Namun Ibadah puasa ini sekali lagi saya yakin dari semua manusia pasti mengenalnya, terlepas apapun itu ajaran agama atau kepercayaan yang dianutnya.

Puasa Ramadhan, diperintahkannya kita umat manusia untuk menjalankan ibadah puasa tak lain adalah agar kita menjadi manusia yang bertaqwa. Dan yang diperintah puasa pun menurut Firman Tuhan lewat QS AlBaqarah-183 hanyalah insan yang beriman, ditegaskan disana lewat seruan "Hai orang-orang yang beriman" . Jadi tak berlaku bagi yang tak beriman khan... Timbul pertanyaan, gampangkah kita untuk menjadi beriman itu disaat sekarang ini..?

Ramadhan, bukan saja berlafalkan ramadhang sebagaimana (saya) orang Jawa sering meplesetkannya. Bukan berarti parodi kata dari ramadhang tersebut salah, namun definisi ramadhang berarti hanya berhenti pada urusan makan dan atau minum. Sementara Puasa Ramadhan mengandung kontemplasi yang lebih dari itu semua.
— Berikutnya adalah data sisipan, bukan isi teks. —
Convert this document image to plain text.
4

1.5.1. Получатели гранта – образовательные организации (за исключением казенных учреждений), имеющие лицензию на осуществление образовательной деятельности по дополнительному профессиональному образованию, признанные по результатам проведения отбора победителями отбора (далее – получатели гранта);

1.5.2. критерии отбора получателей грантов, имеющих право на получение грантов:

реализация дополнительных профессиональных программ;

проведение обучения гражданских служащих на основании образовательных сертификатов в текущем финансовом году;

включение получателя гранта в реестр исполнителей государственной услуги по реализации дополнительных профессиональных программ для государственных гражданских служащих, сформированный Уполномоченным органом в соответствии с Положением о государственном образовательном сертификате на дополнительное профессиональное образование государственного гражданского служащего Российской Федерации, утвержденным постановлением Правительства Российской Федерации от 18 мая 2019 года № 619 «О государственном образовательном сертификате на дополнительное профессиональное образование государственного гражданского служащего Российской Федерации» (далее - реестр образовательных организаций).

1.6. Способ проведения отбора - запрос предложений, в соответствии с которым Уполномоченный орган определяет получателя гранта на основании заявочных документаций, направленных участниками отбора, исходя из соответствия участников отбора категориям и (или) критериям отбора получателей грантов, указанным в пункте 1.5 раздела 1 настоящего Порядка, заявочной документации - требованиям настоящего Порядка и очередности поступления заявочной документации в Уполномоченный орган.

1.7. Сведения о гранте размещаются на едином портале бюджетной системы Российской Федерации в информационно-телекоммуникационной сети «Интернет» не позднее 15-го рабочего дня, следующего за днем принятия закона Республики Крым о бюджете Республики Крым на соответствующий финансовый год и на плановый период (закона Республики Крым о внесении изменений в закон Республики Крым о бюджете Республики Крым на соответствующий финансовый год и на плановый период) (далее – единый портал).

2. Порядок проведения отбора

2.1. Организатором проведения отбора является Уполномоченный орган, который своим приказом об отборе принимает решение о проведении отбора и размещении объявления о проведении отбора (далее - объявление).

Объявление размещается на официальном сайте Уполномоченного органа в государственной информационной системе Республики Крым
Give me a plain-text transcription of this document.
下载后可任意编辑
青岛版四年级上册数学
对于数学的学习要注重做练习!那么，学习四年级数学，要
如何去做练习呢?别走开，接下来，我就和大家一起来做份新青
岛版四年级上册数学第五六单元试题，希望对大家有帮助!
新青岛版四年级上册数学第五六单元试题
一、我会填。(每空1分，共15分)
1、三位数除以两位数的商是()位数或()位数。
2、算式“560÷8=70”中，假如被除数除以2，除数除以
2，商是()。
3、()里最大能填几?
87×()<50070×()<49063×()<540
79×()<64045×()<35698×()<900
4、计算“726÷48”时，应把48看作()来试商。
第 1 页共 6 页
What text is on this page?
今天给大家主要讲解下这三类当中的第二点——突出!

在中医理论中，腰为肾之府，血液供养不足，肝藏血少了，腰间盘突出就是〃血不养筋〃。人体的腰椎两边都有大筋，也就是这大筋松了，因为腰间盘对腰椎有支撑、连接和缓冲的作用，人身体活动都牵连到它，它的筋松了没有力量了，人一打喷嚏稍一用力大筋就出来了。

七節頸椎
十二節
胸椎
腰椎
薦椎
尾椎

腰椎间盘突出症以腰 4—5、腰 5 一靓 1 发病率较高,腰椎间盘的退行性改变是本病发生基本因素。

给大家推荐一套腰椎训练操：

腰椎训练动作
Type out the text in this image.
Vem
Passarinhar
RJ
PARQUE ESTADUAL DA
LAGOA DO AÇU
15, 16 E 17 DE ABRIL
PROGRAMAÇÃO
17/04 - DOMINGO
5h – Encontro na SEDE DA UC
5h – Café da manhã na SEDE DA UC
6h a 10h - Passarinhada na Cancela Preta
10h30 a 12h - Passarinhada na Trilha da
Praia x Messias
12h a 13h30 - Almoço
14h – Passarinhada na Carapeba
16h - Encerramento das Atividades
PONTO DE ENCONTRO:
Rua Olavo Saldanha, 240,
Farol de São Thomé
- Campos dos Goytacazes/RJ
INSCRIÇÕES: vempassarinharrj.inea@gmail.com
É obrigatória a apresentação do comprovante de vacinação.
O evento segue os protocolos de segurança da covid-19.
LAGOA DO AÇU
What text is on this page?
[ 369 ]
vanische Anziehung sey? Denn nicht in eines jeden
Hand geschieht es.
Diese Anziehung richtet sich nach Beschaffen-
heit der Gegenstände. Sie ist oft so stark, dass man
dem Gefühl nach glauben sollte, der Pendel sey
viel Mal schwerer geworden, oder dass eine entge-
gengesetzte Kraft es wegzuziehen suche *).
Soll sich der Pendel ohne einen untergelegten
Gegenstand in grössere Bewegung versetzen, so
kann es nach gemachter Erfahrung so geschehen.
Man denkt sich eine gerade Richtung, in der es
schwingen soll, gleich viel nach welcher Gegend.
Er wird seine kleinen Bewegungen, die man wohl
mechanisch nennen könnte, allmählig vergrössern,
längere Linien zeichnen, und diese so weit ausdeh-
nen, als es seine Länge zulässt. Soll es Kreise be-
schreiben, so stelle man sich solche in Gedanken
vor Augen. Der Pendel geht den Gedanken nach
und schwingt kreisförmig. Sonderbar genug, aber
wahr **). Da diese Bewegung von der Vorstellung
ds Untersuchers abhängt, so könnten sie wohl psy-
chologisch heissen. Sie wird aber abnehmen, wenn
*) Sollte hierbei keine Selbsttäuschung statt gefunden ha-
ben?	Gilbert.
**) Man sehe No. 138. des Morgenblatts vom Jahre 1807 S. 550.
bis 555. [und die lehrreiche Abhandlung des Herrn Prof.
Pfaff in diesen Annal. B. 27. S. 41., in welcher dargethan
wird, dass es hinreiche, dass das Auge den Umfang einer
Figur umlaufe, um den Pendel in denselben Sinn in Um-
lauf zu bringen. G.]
Pengendalian diri dari semua nafsu kita sebagai manusia ini.

Manusia sangatlah beruntung karena di anugerahi berbagai kelebihan dibanding makhluk lain, baik itu yang tak kasat mata ataupun yang tampak jelas oleh mata. Salah satu kelebihan tersebut adalah nafsu. Kita tak bakalan ada perkembangan apabila nafsu kita stuck seperti yang ada pada Malaikat. Malaikat pencabut nyawa, ya nafsunya cuma berkeinginan untuk mencabut nyawa, Malaikat peniup trompet tugasnya ya hanya meniup trompet saja. Bayangkan kalau itu juga berlaku sama untuk kita..... mungkin sudah bosen dari kemarin-kemarin mas, lha wong niup harmonika thok wae bosen apalagi cuma niupin trompet....

Nah untuk itulah waktu sebulan dalam tiap tahun ini kita berkewajiban guna mengendalikan semua nafsu yang bersemayam pada tubuh ini. Iya bener Ramadhan is Ramadhang, karena madhang alias mangan adalah juga bagian dari nafsu namun saya pikir yang lebih penting dari sekedar nafsu makan dan minum pada diri manusia ini adalah nafsu yang lainnya.

Menjalankan ibadah puasa yang sudah berjalan selama seminggu ini sudah sangat banyak sekali problematika kehidupan yang ada dan kita alami bersama. Bisa disaksikan dari merebaknya kabar tentang perseteruan di dunia maya antar kita dengan negeri tetangga. Belum lagi kabar terkini mengenai penjualan pulau. Juga kelanjutan dari kabar Noordin M Top. Namun jarang sekali kita menyadari tentang perbuatan kita sendiri dalam rangka menjalankan ibadah suci ini. Kondisi yang ada kebanyakan dari kita adalah bahwa Bulan Puasa malah anggaran belanja keluarga justru tidak pernah "berpuasa" padahal awal- awal menjelang bulan puasa, atau bahkan ada yang jauh hari sebelum menginjak hari puasa hampir semuanya mengucapkan salam 'selamat' atas datangnya bulan suci Puasa-Ramadhan ini, Marhaban Ya Romadhona... Kata selamat yang berarti diucapkan utuh buat pemaknaan arti sebuah ibadah Puasa Romadhan. Bukan saja kata selamat sebagai pengejawantahan sekedar pensucian yang tidak menutup kemungkinan hal tersebut adalah modal satu pemberhalaan. Maaf apabila ada temen yang menyanggah pada statement ini mohon mencari jawabannya sendiri di lingkungan sekitar kita, karena terus terang saya juga nggak bisa memberikan jawaban yang saya rasa memang semua ini tak memerlukan satu pertanyaan apalagi juga jawaban.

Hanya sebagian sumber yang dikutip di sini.